Padmé jeta un regard en coin à Obi-Wan. Après plusieurs dizaines de minutes occupé à contempler les tableaux accrochés au mur et à tenter de se faire le plus discret possible, le Jedi venait de s’animer. Il dissimula ses poings serrés dans son dos, adoptant une position d’attente passive, mais Padmé n’était pas dupe ; il tenait à Anakin, au moins autant qu’elle. Son cœur battait sans doute autant la chamade que le sien.

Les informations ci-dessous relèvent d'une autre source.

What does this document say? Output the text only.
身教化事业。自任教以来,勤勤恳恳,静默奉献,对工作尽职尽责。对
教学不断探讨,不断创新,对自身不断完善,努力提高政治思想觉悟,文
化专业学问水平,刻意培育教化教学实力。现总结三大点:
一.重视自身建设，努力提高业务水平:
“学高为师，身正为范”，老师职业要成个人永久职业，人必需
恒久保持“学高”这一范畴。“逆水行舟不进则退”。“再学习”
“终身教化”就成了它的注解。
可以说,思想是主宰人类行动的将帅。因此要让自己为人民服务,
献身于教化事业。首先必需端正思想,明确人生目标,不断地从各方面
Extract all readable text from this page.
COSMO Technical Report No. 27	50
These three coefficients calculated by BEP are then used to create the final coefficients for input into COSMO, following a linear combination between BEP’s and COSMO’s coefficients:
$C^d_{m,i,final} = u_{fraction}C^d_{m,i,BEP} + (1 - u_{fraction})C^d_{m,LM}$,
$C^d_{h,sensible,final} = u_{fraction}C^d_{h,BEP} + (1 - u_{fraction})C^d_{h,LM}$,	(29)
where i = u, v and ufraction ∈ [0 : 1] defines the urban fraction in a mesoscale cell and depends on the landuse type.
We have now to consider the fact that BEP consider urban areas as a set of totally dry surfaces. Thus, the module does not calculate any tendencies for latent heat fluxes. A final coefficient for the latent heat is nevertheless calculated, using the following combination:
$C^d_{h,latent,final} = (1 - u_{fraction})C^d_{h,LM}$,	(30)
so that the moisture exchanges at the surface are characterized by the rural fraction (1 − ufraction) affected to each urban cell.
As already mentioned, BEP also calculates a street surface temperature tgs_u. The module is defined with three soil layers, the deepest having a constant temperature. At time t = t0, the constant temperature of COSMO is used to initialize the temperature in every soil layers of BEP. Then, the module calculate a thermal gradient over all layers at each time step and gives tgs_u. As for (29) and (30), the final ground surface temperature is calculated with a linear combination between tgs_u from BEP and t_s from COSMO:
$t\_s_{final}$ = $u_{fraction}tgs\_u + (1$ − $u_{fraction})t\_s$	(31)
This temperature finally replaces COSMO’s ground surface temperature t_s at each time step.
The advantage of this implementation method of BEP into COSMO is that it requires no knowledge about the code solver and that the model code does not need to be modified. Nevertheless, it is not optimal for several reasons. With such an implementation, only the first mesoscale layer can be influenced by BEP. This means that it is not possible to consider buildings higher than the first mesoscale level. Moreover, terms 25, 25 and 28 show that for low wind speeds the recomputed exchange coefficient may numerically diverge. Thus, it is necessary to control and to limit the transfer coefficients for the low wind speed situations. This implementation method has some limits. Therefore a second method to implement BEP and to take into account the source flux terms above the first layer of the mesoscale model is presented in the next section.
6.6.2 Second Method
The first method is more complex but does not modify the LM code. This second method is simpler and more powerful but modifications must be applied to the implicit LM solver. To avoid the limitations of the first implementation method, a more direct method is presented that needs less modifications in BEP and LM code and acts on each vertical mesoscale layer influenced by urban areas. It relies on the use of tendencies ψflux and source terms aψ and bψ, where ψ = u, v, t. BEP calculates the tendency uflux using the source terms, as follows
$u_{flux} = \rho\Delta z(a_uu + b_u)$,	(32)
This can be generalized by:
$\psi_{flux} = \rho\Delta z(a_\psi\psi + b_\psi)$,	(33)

Padmé passa le revers de sa main au coin de ses yeux avant de se redresser, le dos droit et la tête haute. Elle tendit le datapad à Maître Kenobi, qui lui adressa un sourire triste et empli de compassion. Bien qu’elle ait tout fait pour pleurer en silence, ce n'était qu'une maigre victoire pour sa dignité ; il savait.
- Merci 3P0, mais je dois rentrer sur Naboo, des affaires importantes m’attendent là-bas, la Reine compte sur moi. Maître Kenobi transmettra mes vœux de rétablissement à Anakin. D’ailleurs, Maître Kenobi était venu m’annoncer que l’enquête était bouclée et que j’étais désormais libre de mes mouvements. N’est-ce pas, Obi-Wan ?
Le Jedi s’inclina légèrement et fit disparaître la tablette dans un pli de sa tunique. Il ne la retiendrait pas.
- Sénatrice, souhaitez-vous que nous déployions…
- Je vous remercie, Maître Kenobi, mais je préférais être seule. Vous avez sans doute beaucoup à faire.
Comme accélérer la résolution d’une enquête encore en cours, pensa Padmé, un soupçon de culpabilité lui serrant la gorge. Tout ce dont elle était certaine, c’était qu’il lui fallait partir le plus loin possible de cet appartement maudit, des lumières de Coruscant et de la tentation d’oublier ses résolutions, de faire voler sa décision en éclats. Le plus loin possible de lui.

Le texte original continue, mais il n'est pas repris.